In July 1939, Richard and Lina Kretschmar, two farm workers from eastern Germany, wrote to Adolf Hitler to ask for permission to kill their son.
Gerhard Kretschmar had been born five months earlier with one arm, one leg, and vision loss. The Kretschmars were loyal Nazis, and "The Monster," as they referred to Gerhard, was considered both burdensome and incompatible with the pursuit of genetic perfection. Gerhard was killed a few days later at a hospital near his home, likely by lethal injection.
Thus began Aktion T4, a widespread involuntary euthanasia program under which the Third Reich would exterminate more than 300,000 physically and mentally disabled people during World War II. A month after Gerhard's death, Hitler issued a decree that all others deemed "unworthy of living" should be similarly killed.

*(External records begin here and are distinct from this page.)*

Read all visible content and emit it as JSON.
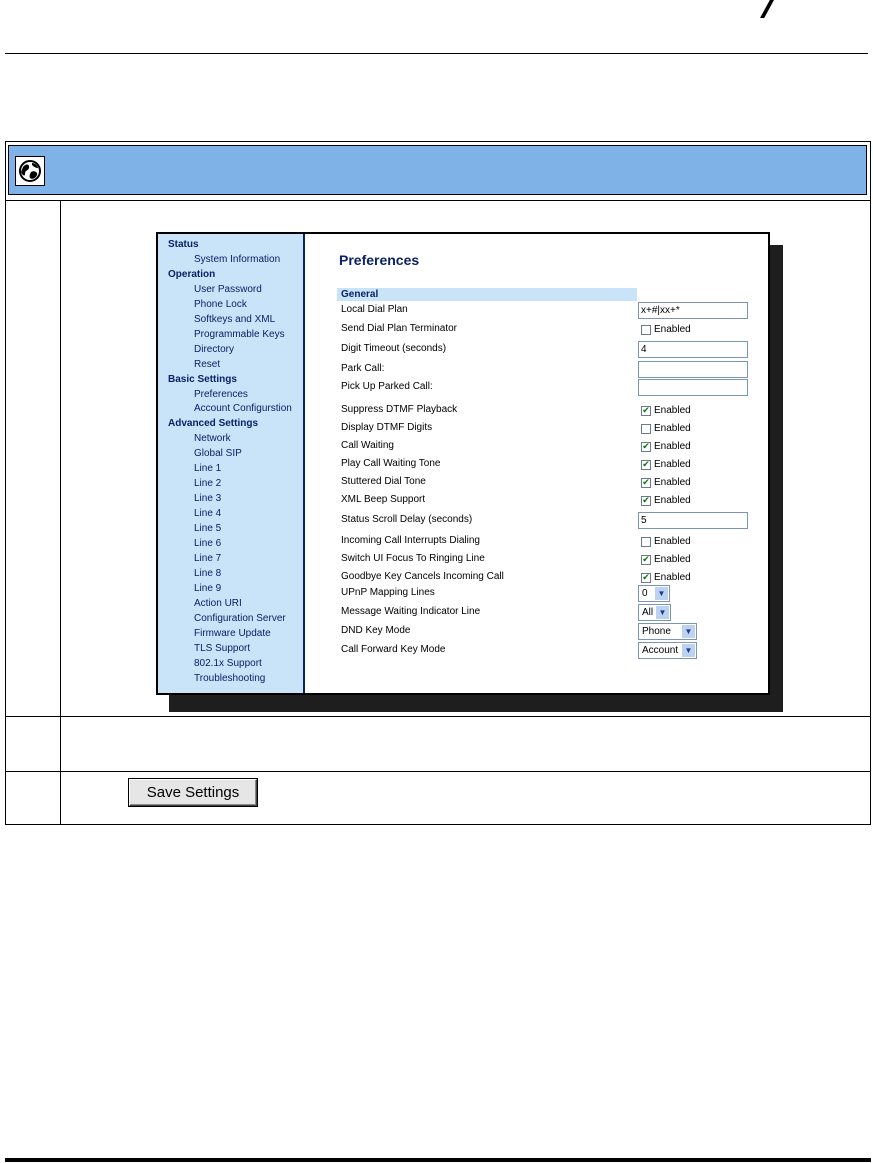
{
  "nav": {
    "sections": [
      {
        "label": "Status",
        "items": [
          "System Information"
        ]
      },
      {
        "label": "Operation",
        "items": [
          "User Password",
          "Phone Lock",
          "Softkeys and XML",
          "Programmable Keys",
          "Directory",
          "Reset"
        ]
      },
      {
        "label": "Basic Settings",
        "items": [
          "Preferences",
          "Account Configurstion"
        ]
      },
      {
        "label": "Advanced Settings",
        "items": [
          "Network",
          "Global SIP",
          "Line 1",
          "Line 2",
          "Line 3",
          "Line 4",
          "Line 5",
          "Line 6",
          "Line 7",
          "Line 8",
          "Line 9",
          "Action URI",
          "Configuration Server",
          "Firmware Update",
          "TLS Support",
          "802.1x Support",
          "Troubleshooting"
        ]
      }
    ]
  },
  "page": {
    "title": "Preferences",
    "section": "General",
    "fields": [
      {
        "label": "Local Dial Plan",
        "type": "text",
        "value": "x+#|xx+*"
      },
      {
        "label": "Send Dial Plan Terminator",
        "type": "check",
        "checked": false,
        "text": "Enabled"
      },
      {
        "label": "Digit Timeout (seconds)",
        "type": "text",
        "value": "4"
      },
      {
        "label": "Park Call:",
        "type": "text",
        "value": ""
      },
      {
        "label": "Pick Up Parked Call:",
        "type": "text",
        "value": ""
      },
      {
        "label": "Suppress DTMF Playback",
        "type": "check",
        "checked": true,
        "text": "Enabled"
      },
      {
        "label": "Display DTMF Digits",
        "type": "check",
        "checked": false,
        "text": "Enabled"
      },
      {
        "label": "Call Waiting",
        "type": "check",
        "checked": true,
        "text": "Enabled"
      },
      {
        "label": "Play Call Waiting Tone",
        "type": "check",
        "checked": true,
        "text": "Enabled"
      },
      {
        "label": "Stuttered Dial Tone",
        "type": "check",
        "checked": true,
        "text": "Enabled"
      },
      {
        "label": "XML Beep Support",
        "type": "check",
        "checked": true,
        "text": "Enabled"
      },
      {
        "label": "Status Scroll Delay (seconds)",
        "type": "text",
        "value": "5"
      },
      {
        "label": "Incoming Call Interrupts Dialing",
        "type": "check",
        "checked": false,
        "text": "Enabled"
      },
      {
        "label": "Switch UI Focus To Ringing Line",
        "type": "check",
        "checked": true,
        "text": "Enabled"
      },
      {
        "label": "Goodbye Key Cancels Incoming Call",
        "type": "check",
        "checked": true,
        "text": "Enabled"
      },
      {
        "label": "UPnP Mapping Lines",
        "type": "select",
        "value": "0"
      },
      {
        "label": "Message Waiting Indicator Line",
        "type": "select",
        "value": "All"
      },
      {
        "label": "DND Key Mode",
        "type": "select",
        "value": "Phone"
      },
      {
        "label": "Call Forward Key Mode",
        "type": "select",
        "value": "Account"
      }
    ]
  },
  "save_button": {
    "label": "Save Settings"
  },
  "icons": {
    "header": "globe-icon",
    "check": "checkmark-icon",
    "dropdown": "chevron-down-icon"
  },
  "colors": {
    "header_bar": "#7fb2e6",
    "nav_bg": "#c9e3f9",
    "nav_text": "#0a2266"
  }
}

The German Interior Ministry began requiring doctors to register all newborns born with Down syndrome, deformities, or epilepsy. Parental consent for the babies' removal was initially coerced, and then forced.
The regime then moved on to killing disabled adults in Poland and in Germany. A program called the "Charitable Foundation for Cure and Institutional Care," operating out of a building at Tiergartenstraße 4 in Berlin, required German hospitals and institutions to produce lists of patients with schizophrenia, dementia, paralysis, and other conditions. Those individuals were then rounded up and gassed. Their families were sent urns of assorted ashes from the mass cremations and certificates stating fictional causes of death.